Construction delays will force journalism history buffs to wait a few more months to visit the Newseum, a museum dedicated to news reporting and the First Amendment of the U.S. Constitution being built near the domed Capitol building.
The First Amendment guarantees freedom of the press.
The opening for the $435 million project has been pushed back to early 2008, museum officials confirmed Wednesday. The Newseum previously had announced an Oct. 15 opening.
A new date has not been set while officials work to clarify how much time it will take to complete construction, install artifacts and test an electronics system that will support the Newseum’s interactive exhibits, theaters and broadcast studios.
“We are aiming for a formal opening in the first quarter of next year,” said Charles L. Overby, the museum’s chief executive officer. “We think they will be done by the end of November.
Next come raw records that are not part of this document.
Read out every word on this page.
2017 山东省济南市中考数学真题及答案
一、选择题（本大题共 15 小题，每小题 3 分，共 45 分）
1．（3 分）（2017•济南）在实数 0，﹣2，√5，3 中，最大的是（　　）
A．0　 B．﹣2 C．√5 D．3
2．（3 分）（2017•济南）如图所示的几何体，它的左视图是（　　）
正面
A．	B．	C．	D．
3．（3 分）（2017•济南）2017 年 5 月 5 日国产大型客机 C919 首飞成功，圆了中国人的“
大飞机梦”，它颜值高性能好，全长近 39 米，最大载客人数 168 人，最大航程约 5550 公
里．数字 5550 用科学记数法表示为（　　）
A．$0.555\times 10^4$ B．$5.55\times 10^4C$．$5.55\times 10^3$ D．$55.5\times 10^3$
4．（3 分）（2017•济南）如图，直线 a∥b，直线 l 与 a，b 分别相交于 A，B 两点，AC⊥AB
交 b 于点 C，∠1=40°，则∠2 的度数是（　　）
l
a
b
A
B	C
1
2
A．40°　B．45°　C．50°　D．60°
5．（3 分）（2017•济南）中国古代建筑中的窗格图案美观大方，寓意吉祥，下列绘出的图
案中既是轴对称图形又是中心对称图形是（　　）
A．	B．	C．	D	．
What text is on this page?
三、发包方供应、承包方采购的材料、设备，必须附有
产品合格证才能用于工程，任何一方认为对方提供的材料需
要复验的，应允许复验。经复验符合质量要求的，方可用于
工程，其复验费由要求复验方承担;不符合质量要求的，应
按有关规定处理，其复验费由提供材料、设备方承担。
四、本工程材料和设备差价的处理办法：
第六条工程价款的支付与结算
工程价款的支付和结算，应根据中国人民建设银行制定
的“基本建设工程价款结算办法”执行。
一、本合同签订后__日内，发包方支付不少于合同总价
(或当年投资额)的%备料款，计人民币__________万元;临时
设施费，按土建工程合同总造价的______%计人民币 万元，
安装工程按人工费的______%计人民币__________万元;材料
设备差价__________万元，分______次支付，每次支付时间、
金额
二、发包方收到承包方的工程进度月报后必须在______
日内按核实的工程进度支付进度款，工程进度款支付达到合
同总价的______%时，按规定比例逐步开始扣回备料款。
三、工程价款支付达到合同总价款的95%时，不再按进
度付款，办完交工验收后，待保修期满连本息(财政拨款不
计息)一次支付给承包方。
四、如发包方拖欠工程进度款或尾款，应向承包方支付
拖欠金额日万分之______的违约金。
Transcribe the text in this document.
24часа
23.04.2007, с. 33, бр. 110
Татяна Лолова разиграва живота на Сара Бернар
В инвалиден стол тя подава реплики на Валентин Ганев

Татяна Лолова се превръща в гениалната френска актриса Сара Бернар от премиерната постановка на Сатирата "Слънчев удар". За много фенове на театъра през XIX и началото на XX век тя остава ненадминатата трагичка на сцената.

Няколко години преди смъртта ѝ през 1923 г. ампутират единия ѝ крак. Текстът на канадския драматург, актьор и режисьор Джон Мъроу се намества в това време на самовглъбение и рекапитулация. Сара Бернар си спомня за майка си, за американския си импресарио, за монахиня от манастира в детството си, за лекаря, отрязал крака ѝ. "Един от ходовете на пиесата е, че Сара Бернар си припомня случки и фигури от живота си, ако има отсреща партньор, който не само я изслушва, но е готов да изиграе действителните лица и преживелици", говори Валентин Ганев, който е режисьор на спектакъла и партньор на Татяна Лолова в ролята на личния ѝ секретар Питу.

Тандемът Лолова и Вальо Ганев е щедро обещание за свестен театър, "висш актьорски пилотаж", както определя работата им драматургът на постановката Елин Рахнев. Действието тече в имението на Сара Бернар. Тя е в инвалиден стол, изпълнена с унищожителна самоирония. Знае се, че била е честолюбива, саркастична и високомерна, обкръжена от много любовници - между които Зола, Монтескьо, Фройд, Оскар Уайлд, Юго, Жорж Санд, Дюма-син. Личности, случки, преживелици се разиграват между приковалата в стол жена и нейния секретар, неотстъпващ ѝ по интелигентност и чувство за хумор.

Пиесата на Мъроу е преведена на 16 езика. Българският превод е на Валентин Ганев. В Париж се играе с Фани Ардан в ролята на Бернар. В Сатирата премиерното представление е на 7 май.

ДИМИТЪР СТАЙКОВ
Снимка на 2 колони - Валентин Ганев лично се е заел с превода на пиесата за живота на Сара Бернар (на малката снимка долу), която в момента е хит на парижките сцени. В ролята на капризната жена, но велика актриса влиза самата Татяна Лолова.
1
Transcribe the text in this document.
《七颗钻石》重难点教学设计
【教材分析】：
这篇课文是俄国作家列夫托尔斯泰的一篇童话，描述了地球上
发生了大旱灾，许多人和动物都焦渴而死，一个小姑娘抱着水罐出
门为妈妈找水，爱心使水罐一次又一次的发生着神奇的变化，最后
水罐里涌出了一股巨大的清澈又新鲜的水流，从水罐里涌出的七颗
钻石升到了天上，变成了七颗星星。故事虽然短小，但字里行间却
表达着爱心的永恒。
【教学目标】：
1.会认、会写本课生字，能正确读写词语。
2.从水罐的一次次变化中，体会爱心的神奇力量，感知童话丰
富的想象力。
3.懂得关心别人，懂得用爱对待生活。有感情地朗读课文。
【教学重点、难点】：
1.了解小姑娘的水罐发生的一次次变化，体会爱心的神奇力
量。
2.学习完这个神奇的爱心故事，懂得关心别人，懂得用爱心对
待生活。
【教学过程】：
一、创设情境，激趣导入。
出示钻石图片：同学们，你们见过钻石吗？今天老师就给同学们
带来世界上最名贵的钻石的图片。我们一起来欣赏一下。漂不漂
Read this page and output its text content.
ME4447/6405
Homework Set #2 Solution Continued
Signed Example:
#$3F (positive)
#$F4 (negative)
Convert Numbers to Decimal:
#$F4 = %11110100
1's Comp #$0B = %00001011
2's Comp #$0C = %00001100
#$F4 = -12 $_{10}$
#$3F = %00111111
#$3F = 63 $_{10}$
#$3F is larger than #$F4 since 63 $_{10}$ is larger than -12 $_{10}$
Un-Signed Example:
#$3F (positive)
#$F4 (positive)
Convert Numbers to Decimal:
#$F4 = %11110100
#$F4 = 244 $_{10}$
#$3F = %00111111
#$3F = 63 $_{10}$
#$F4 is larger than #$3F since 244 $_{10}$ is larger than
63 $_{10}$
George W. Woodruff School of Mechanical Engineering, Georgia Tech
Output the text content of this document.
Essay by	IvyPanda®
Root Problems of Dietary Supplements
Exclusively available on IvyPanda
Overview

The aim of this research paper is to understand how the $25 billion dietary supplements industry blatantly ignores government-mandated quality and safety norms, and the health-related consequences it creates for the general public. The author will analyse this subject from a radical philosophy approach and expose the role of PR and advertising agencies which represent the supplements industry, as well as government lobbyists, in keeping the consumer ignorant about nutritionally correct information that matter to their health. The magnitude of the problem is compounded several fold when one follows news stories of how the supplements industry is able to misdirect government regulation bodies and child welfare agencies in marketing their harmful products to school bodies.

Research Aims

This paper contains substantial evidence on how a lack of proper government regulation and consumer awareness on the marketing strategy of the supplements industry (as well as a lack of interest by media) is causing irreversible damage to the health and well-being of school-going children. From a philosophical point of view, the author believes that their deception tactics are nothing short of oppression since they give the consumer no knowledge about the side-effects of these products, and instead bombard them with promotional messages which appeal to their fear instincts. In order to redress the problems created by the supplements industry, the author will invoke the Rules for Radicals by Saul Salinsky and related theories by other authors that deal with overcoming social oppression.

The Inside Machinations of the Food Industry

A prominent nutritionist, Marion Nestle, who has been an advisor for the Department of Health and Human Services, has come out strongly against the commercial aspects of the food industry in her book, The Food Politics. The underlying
Yet, having been burned once, we are holding up on setting a grand opening.”
General contractor Turner Construction attributes the delay to the complexity of the 643,000-square-foot building. It has seven levels with space for the museum as well as luxury apartments and a restaurant by chef Wolfgang Puck.
“We always knew it was going to be challenging,” said William M. Brennan, Turner’s executive vice president. “The museum folks are journalists and are not used to building buildings every day. They are fine-tuning the physical product to get exactly what they want.”
Brennan said his company would be “out of there by mid-September.”
Once major construction is complete, Overby said the Newseum needs time to test and calibrate its equipment. The museum will have 130 interactive touch screens to give visitors a chance to grapple with journalistic ethics and news decisions, 14 galleries, 15 theaters and two broadcast studios.